3.9 Q&A: Should I encode numeric features as ordinal features?

Transcript:

Normally, when you have a continuous numeric feature such as Fare, you pass that feature directly to your Machine Learning model. However, one strategy that is sometimes used with numeric features is to "discretize" or "bin" them into categorical features. In scikit-learn, we can do this using KBinsDiscretizer.

When creating an instance of KBinsDiscretizer, you define the number of bins, the binning strategy, and the method used for encoding the result. Here's the output when we pass the Fare feature to the fit_transform method.

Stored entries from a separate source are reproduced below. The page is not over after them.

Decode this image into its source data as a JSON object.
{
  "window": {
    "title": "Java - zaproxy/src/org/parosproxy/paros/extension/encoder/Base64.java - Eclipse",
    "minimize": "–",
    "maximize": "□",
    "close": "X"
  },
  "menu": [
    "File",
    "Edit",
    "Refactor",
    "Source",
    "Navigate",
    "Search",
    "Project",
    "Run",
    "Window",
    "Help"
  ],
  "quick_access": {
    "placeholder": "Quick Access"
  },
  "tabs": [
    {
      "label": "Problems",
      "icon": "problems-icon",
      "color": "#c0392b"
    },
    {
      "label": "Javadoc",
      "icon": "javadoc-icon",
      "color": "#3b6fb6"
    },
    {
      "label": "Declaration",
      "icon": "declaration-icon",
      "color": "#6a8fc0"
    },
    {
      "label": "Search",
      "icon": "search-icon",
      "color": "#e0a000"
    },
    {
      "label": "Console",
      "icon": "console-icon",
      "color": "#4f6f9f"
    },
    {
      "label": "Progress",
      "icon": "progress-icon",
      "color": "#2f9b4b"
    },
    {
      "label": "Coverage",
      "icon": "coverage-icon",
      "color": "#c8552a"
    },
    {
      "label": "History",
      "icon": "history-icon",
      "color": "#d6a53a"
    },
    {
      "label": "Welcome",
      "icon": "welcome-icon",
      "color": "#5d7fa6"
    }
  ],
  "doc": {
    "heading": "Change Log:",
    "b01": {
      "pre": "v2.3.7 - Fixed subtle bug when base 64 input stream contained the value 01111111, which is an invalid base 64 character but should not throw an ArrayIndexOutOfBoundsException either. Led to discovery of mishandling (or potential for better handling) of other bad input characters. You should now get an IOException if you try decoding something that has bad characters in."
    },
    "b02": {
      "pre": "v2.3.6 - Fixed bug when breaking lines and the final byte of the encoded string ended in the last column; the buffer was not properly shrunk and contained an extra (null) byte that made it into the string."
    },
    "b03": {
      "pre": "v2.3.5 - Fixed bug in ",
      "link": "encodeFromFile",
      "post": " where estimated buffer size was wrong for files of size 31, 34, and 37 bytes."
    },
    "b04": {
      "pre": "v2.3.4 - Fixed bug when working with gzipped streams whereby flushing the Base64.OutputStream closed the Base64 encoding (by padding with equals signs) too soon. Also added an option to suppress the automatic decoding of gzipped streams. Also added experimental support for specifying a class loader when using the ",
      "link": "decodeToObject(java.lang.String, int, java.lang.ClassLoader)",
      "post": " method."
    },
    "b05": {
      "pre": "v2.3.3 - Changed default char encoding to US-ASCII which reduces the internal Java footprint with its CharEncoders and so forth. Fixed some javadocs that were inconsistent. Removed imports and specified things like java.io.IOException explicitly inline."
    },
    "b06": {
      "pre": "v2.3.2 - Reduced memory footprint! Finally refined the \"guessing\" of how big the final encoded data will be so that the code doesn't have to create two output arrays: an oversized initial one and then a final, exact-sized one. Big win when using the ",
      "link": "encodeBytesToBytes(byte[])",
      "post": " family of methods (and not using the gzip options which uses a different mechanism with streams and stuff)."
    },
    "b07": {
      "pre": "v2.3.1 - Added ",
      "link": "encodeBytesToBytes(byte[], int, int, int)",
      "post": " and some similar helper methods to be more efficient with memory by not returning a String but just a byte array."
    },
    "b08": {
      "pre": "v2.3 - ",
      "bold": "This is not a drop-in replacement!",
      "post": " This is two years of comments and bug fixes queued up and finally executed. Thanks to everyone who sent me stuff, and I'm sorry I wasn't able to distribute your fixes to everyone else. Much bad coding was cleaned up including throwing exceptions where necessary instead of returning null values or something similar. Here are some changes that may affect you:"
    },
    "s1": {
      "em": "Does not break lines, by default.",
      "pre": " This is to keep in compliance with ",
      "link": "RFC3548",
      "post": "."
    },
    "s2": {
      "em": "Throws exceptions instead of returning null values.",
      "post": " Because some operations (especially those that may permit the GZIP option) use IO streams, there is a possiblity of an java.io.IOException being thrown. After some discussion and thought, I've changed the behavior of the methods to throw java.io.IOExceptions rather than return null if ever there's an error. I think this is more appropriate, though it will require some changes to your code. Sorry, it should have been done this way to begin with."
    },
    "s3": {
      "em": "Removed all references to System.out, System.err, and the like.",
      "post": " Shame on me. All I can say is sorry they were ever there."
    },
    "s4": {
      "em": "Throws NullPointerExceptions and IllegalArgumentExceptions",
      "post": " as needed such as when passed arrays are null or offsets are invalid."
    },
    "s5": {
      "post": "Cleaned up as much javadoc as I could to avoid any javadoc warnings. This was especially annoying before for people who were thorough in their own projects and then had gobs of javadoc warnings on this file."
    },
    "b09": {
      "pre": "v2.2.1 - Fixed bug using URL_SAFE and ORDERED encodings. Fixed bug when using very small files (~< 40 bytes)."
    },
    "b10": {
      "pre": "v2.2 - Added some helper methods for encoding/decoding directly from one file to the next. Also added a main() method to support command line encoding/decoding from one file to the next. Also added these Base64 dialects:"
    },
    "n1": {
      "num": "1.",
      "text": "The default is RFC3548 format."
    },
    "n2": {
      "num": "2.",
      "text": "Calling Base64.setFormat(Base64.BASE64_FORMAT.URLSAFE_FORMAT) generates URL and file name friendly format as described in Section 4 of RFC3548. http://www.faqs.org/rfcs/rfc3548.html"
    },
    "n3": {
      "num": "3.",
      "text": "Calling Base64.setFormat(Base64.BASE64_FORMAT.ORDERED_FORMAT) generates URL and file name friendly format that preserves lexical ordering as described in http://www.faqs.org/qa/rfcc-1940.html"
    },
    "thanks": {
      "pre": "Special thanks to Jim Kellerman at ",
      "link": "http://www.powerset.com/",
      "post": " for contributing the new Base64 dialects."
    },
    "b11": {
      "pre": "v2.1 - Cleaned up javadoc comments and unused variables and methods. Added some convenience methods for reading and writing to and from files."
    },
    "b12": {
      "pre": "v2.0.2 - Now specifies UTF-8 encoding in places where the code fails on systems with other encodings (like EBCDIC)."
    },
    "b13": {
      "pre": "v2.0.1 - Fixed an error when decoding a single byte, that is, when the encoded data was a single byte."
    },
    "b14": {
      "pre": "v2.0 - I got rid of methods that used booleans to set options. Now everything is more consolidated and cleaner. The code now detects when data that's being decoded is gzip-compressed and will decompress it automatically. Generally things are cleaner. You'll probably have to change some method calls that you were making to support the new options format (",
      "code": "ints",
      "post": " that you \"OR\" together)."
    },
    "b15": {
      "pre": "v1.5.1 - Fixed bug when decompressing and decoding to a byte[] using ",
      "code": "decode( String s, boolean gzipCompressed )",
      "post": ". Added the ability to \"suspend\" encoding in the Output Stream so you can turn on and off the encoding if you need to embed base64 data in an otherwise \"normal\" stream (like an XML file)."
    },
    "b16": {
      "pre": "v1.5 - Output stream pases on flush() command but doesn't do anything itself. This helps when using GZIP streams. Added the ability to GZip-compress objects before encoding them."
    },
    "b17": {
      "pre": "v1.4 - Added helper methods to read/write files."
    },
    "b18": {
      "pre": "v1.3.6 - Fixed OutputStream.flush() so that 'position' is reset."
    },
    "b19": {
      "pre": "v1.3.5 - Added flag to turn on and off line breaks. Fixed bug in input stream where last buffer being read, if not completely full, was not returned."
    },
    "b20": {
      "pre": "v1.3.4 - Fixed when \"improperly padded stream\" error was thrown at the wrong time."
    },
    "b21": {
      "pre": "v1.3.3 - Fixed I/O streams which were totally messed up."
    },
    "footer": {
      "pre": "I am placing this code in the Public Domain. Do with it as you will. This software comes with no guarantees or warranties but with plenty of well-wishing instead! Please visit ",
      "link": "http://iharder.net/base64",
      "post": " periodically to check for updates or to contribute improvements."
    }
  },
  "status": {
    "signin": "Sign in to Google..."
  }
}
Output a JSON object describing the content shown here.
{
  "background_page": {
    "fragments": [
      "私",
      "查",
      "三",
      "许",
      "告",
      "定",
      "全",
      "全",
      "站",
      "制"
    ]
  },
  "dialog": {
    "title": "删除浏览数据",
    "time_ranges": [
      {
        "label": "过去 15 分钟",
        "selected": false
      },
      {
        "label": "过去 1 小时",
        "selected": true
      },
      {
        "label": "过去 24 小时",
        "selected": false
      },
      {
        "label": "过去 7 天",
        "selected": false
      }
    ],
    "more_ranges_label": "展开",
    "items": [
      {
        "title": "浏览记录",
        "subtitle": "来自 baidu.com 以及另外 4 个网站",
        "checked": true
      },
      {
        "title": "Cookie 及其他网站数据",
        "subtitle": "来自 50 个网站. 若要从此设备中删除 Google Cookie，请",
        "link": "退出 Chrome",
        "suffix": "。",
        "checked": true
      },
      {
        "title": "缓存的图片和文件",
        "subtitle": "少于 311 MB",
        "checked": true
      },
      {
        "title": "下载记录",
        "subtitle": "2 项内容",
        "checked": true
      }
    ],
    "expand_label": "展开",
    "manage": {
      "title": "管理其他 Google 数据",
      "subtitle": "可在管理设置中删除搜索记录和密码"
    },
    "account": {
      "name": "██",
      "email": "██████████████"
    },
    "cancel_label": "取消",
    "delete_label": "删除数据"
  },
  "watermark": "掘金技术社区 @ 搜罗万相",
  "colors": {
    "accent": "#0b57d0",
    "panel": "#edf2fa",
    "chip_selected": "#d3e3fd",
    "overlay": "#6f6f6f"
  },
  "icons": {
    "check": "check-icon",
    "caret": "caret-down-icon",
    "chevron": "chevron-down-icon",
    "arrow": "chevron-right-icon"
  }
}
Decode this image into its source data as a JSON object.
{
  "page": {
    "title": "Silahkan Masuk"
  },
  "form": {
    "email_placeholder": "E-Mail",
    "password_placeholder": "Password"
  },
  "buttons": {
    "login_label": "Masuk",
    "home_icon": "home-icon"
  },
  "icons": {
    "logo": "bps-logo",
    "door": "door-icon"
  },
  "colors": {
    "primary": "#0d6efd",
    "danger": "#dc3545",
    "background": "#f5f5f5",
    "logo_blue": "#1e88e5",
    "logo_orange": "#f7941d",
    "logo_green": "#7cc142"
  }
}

Because we specified 3 bins, every sample has been assigned to bin 0 or 1 or 2. The smallest values were assigned to bin 0, the largest values were assigned to bin 2, and the values in between were assigned to bin 1. Thus, we've taken a continuous numeric feature and encoded it as an ordinal feature, and this ordinal feature could be passed to the model in place of the numeric feature.

The obvious follow-up question is: Should we discretize our numeric features? Theoretically, discretization can benefit linear models by helping them to learn non-linear trends. However, my general recommendation is to not use discretization, for three main reasons.

First, discretization removes all nuance from the data, which makes it harder for a model to learn the actual trends that are present in the data.

Second, discretization reduces the variation in the data, which makes it easier to find trends that don't actually exist.

Third, any possible benefits of discretization are highly dependent on the parameters used with KBinsDiscretizer. Making those decisions by hand creates a risk of overfitting the training data, and making those decisions during a tuning process adds both complexity and processing time, and so neither of those options is particularly attractive to me.